Now let’s turn to the real world. How has Victoria performed since these promises were made? Victoria’s contribution to Australia’s meagre exports of ETMs has actually declined since the early 2000s. In 2004-05 Victorian enterprises exported $7.2 billion worth of ETMs. In 2015-16 they exported $7.3 billion. This is less in real terms than in 2004-05, because the Australian dollar was worth far more a decade ago than today.

There have been a few hi-tech success stories in Victoria, notably CSL, but these gains have been more than offset by the losses stemming from the demise of protected manufacturing industries, including the motor vehicle industry, which was the leading exporter of ETMs from Victoria in the early 2000s.

Meanwhile as Victoria’s population swelled and its residents’ affluence has grown, the state’s appetite for ETM imports has surged. As noted, some $7.3 billion of ETMs were exported from in 2015-16. In the same year, Victoria imported $52.5 billion worth of ETMS. The result was a deficit on international trade of ETMs of $45.2 billion.

And it’s getting worse.

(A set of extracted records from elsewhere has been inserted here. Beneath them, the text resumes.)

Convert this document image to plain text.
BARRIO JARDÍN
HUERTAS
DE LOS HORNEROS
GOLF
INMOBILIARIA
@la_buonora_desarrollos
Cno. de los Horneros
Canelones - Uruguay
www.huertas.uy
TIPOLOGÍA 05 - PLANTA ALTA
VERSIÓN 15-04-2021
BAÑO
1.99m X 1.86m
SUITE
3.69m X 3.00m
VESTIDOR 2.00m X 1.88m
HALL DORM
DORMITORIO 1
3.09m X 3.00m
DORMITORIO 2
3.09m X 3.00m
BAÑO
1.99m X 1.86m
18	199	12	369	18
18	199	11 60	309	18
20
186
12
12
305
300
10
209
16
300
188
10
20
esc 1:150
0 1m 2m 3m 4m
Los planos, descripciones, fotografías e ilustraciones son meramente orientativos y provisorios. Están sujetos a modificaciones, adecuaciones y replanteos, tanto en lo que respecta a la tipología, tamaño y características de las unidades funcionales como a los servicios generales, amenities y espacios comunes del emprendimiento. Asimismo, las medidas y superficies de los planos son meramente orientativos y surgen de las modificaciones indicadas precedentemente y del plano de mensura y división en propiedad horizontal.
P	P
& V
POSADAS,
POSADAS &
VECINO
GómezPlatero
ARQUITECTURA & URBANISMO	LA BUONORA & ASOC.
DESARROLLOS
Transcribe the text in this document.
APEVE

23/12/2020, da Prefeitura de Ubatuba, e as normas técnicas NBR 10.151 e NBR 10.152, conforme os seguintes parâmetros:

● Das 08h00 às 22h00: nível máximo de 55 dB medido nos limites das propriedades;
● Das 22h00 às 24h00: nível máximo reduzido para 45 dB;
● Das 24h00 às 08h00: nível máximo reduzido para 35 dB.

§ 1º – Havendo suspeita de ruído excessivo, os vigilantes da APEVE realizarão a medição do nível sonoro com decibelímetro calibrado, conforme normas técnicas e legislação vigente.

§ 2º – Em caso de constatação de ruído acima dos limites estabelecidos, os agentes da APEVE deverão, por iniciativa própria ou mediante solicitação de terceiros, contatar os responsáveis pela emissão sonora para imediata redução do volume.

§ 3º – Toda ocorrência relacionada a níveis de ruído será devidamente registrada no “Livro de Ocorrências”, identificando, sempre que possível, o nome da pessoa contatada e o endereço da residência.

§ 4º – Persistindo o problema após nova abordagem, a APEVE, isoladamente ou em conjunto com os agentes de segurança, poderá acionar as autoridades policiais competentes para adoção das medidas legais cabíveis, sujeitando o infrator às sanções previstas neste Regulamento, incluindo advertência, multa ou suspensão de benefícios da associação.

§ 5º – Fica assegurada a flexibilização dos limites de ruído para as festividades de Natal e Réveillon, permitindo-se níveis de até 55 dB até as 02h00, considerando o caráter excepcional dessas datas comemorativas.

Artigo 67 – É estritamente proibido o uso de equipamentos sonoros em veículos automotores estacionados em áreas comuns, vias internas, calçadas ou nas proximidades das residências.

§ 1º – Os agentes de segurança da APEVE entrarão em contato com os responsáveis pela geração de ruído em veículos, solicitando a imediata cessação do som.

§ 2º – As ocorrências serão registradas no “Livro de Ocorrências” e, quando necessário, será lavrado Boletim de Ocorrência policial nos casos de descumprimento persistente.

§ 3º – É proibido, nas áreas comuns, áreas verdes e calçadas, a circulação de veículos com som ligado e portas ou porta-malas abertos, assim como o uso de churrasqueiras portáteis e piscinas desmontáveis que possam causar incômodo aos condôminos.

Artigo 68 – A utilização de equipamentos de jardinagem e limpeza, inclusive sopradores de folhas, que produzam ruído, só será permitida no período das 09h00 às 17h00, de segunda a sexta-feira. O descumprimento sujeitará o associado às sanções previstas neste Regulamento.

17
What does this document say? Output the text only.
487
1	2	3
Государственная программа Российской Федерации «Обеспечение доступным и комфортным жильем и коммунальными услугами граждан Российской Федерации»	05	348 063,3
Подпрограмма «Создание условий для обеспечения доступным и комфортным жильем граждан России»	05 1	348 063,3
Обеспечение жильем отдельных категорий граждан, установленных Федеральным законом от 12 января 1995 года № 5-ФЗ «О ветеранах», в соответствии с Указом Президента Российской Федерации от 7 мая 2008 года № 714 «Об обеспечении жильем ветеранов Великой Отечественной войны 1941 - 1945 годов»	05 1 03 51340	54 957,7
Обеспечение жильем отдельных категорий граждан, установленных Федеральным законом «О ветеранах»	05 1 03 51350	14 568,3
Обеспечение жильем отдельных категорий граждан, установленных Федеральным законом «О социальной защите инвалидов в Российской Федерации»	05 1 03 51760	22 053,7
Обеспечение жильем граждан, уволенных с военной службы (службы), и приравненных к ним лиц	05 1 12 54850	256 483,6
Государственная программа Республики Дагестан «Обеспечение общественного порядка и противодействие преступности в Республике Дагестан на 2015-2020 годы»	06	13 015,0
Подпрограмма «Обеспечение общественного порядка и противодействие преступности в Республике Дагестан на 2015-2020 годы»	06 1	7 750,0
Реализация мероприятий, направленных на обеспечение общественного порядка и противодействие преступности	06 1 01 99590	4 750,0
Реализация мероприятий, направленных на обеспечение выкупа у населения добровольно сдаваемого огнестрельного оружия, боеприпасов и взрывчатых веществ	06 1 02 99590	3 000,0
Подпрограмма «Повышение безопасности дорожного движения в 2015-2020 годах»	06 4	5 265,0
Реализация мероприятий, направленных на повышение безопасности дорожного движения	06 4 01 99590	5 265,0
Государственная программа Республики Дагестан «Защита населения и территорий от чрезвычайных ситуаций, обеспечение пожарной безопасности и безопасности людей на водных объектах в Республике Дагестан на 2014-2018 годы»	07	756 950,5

Victoria’s deficit on international trade in ETMs is deepening along with its growing population. Just a few years ago, in 2012-13, Victoria’s deficit on ETM trade was $34 billion.

Victoria is a parasite state. In 2015-16 Victorians, who made up 25 per cent of Australia’s population, were responsible for 28 per cent of the national deficit in ETM trade of $159.6 billion. Furthermore, as indicated, Victorian made only a tiny contribution to Australia’s surplus in the trade of primary products that largely finances the national ETM deficit.

Victoria is relying on the rest of Australia to provide for its import intensive life style. Melbourne, of course is driving this dependence because of its increasingly dominant role in the state’s economy.

In Melbourne, this dependence is ignored. Why worry when the economy appears to be booming. However the boom is being driven by employment growth in the health, social assistance and education industries that are largely financed by the commonwealth and state governments and a boom in the finance and property industries fuelled by a massive increase in mortgage investment debt.

The current Labor government is basking in Victoria’s national leadership in job creation, the continued award to Melbourne as the world’s most liveable city and the evidence of cranes on every horizon.

This is a mirage – where not a word of the truth, as summarized above, is allowed to intrude.

Bob Birrell is the head of the Australian Population Research Institute

An edited version of this text was published in The Herald Sun, on Monday the 28th of August 2017, page 20.
It was accompanied by an article by John Masanauskas, Bailed Out: Victoria dubbed a parasite state as imports trump exports by $51 billion a year and followed by an editorial, 29 August 2017, Livability clouds gather.